As plaintiff was required to file its Notice of Claim within three months after each of disputed PCs were submitted to the SCA, the Notice of Claim with respect to said PCs numbers 1 (all three items), 32, 98, 104, and 132 for extra work totaling $400,629.21, is untimely (see C.S.A. Construction Corp. v. New York City School Construction Authority, 5 NY3d at 193 ; see also Kafka Constr. Inc v. New York City Sch. Constr. Auth, 39 Misc.3d 1219[A] ).
Therefore, those branches of the defendant's motion which seeks to dismiss plaintiff's claims with respect to PC number 30 for the acceleration of the work, totaling $3,364,393.72, and the unpaid portion of the delay claim totaling $2,249,213.42, is granted.
To the extent that plaintiff seeks to recover damages for additional overhead costs in the amount of $428,857.02 claimed under PC number 166 in the Notice of Claim, defendant asserts that plaintiff failed to submit a notice of delay to the SCA, pursuant to Article 8.02 of the General Conditions of the contract. See Blue Water Envtl., Inc. v. Incorporated Vil. of Bayville, NY, 44 AD3d at 810 ).
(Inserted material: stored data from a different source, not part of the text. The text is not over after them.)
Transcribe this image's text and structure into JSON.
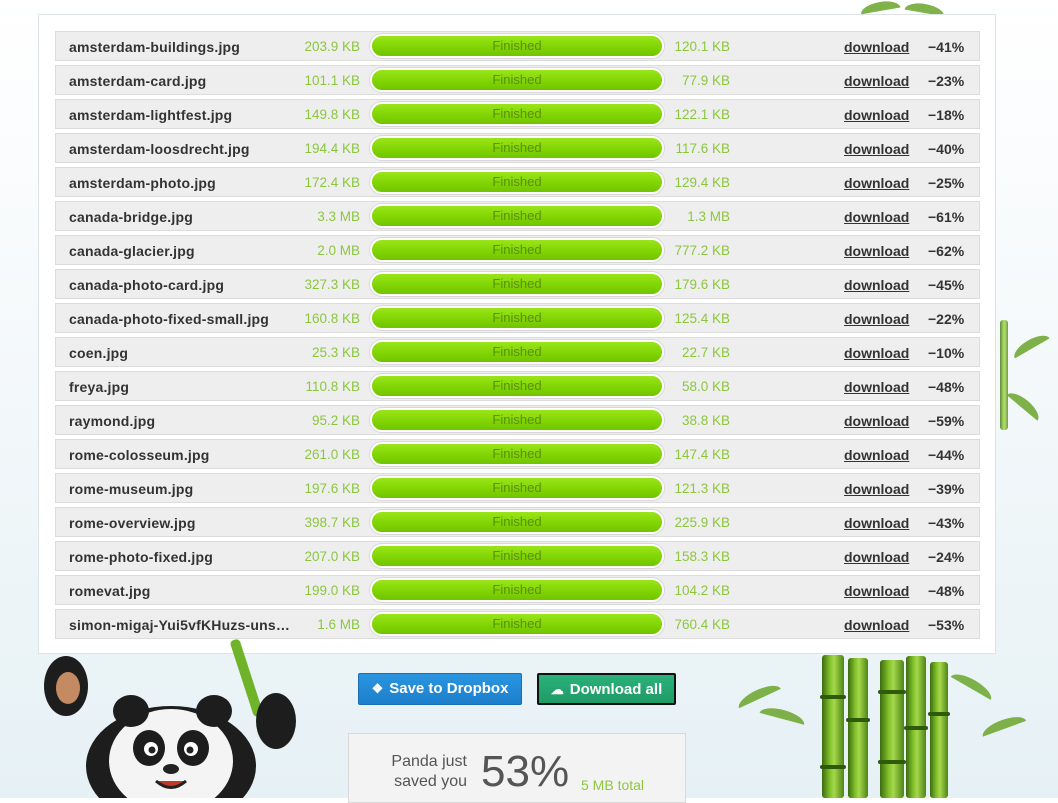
{
  "files": [
    {
      "name": "amsterdam-buildings.jpg",
      "original": "203.9 KB",
      "status": "Finished",
      "compressed": "120.1 KB",
      "download": "download",
      "saving": "−41%"
    },
    {
      "name": "amsterdam-card.jpg",
      "original": "101.1 KB",
      "status": "Finished",
      "compressed": "77.9 KB",
      "download": "download",
      "saving": "−23%"
    },
    {
      "name": "amsterdam-lightfest.jpg",
      "original": "149.8 KB",
      "status": "Finished",
      "compressed": "122.1 KB",
      "download": "download",
      "saving": "−18%"
    },
    {
      "name": "amsterdam-loosdrecht.jpg",
      "original": "194.4 KB",
      "status": "Finished",
      "compressed": "117.6 KB",
      "download": "download",
      "saving": "−40%"
    },
    {
      "name": "amsterdam-photo.jpg",
      "original": "172.4 KB",
      "status": "Finished",
      "compressed": "129.4 KB",
      "download": "download",
      "saving": "−25%"
    },
    {
      "name": "canada-bridge.jpg",
      "original": "3.3 MB",
      "status": "Finished",
      "compressed": "1.3 MB",
      "download": "download",
      "saving": "−61%"
    },
    {
      "name": "canada-glacier.jpg",
      "original": "2.0 MB",
      "status": "Finished",
      "compressed": "777.2 KB",
      "download": "download",
      "saving": "−62%"
    },
    {
      "name": "canada-photo-card.jpg",
      "original": "327.3 KB",
      "status": "Finished",
      "compressed": "179.6 KB",
      "download": "download",
      "saving": "−45%"
    },
    {
      "name": "canada-photo-fixed-small.jpg",
      "original": "160.8 KB",
      "status": "Finished",
      "compressed": "125.4 KB",
      "download": "download",
      "saving": "−22%"
    },
    {
      "name": "coen.jpg",
      "original": "25.3 KB",
      "status": "Finished",
      "compressed": "22.7 KB",
      "download": "download",
      "saving": "−10%"
    },
    {
      "name": "freya.jpg",
      "original": "110.8 KB",
      "status": "Finished",
      "compressed": "58.0 KB",
      "download": "download",
      "saving": "−48%"
    },
    {
      "name": "raymond.jpg",
      "original": "95.2 KB",
      "status": "Finished",
      "compressed": "38.8 KB",
      "download": "download",
      "saving": "−59%"
    },
    {
      "name": "rome-colosseum.jpg",
      "original": "261.0 KB",
      "status": "Finished",
      "compressed": "147.4 KB",
      "download": "download",
      "saving": "−44%"
    },
    {
      "name": "rome-museum.jpg",
      "original": "197.6 KB",
      "status": "Finished",
      "compressed": "121.3 KB",
      "download": "download",
      "saving": "−39%"
    },
    {
      "name": "rome-overview.jpg",
      "original": "398.7 KB",
      "status": "Finished",
      "compressed": "225.9 KB",
      "download": "download",
      "saving": "−43%"
    },
    {
      "name": "rome-photo-fixed.jpg",
      "original": "207.0 KB",
      "status": "Finished",
      "compressed": "158.3 KB",
      "download": "download",
      "saving": "−24%"
    },
    {
      "name": "romevat.jpg",
      "original": "199.0 KB",
      "status": "Finished",
      "compressed": "104.2 KB",
      "download": "download",
      "saving": "−48%"
    },
    {
      "name": "simon-migaj-Yui5vfKHuzs-unsp…",
      "original": "1.6 MB",
      "status": "Finished",
      "compressed": "760.4 KB",
      "download": "download",
      "saving": "−53%"
    }
  ],
  "buttons": {
    "dropbox": "Save to Dropbox",
    "dropbox_icon": "dropbox-icon",
    "download_all": "Download all",
    "download_all_icon": "cloud-download-icon"
  },
  "summary": {
    "label": "Panda just saved you",
    "percent": "53%",
    "total": "5 MB total"
  },
  "colors": {
    "progress": "#7fd300",
    "size_text": "#8cc63f",
    "dropbox_button": "#1d7fcc",
    "download_all_button": "#1f9a67"
  }
}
Plaintiff does not deny that it failed to provide the SCA with the contractually required two-day notice. Rather, plaintiff merely asserts that said failure does not preclude it from seeking money damages for the delay costs represented by PC number 166. The court finds that plaintiff admittedly failed to comply with the contract's notification provision, and that the complaint fails to set forth any facts which would demonstrate that the delays were uncontemplated, so unreasonable that they constitute an intentional abandonment of the contract by the SCA, or resulted from the SCA's breach of a fundamental obligation of the contract. That branch of defendant's motion which seeks to dismiss plaintiff's claim for delay damages with respect to PC number 166, in the amount of 428,857.02, is granted.
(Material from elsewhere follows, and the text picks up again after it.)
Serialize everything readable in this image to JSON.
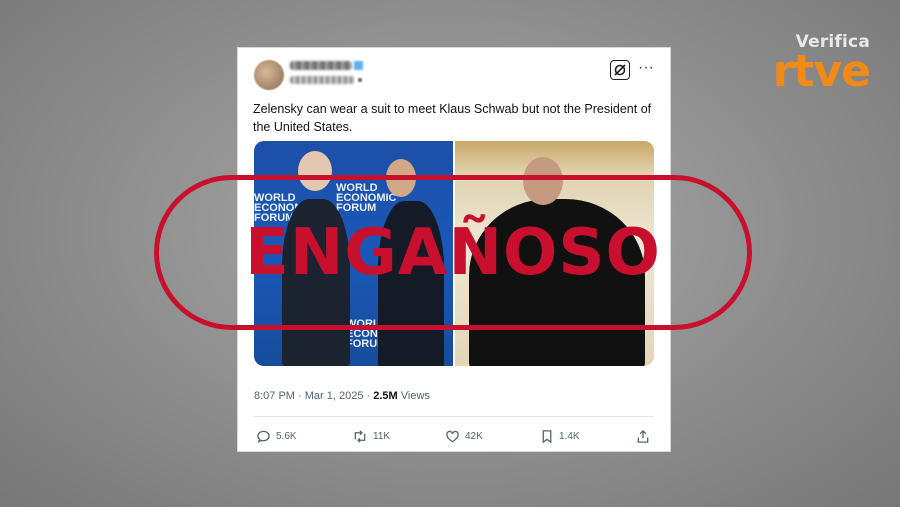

Finally, the existence of a valid contract between SCA and AMCC bars the latter's attempt to recover on a quantum meruit basis. (see Clark–Fitzpatrick, Inc. v. Long Is. R.R. Co., 70 N.Y.2d 382 [1987] ; HGCD Retail Services, LLC v. 44–45 Broadway Really, 37 AD3d 43[1st Dept 2006] ; Singer Asset Finance Co., LLC v. Melvin, 33 AD3d 355 [1st Dept 2006] ; Melissakis v. Proto Constr. & Dev. Corp., 294 A.D.2d 342, 343[2d Dept 2002] ; Aviv Constr., Inc. v. Antiquarium, Ltd., 259 A.D.2d 445 [1st Dept 1999] ) “A contractor cannot bring quantum meruit claim for extra payments beyond the original contract price where there exists contract governing how payment for extra work will be determined ...” (Aviv Constr., Inc. v. Antiquarium, Ltd., 259 A.D.2d at 446 ). Therefore, that branch of the defendant's motion which seeks to dismiss the second cause of action to recover in quantum meruit, is granted.
Accordingly, defendant's motion is granted in its entirety for the reasons stated above.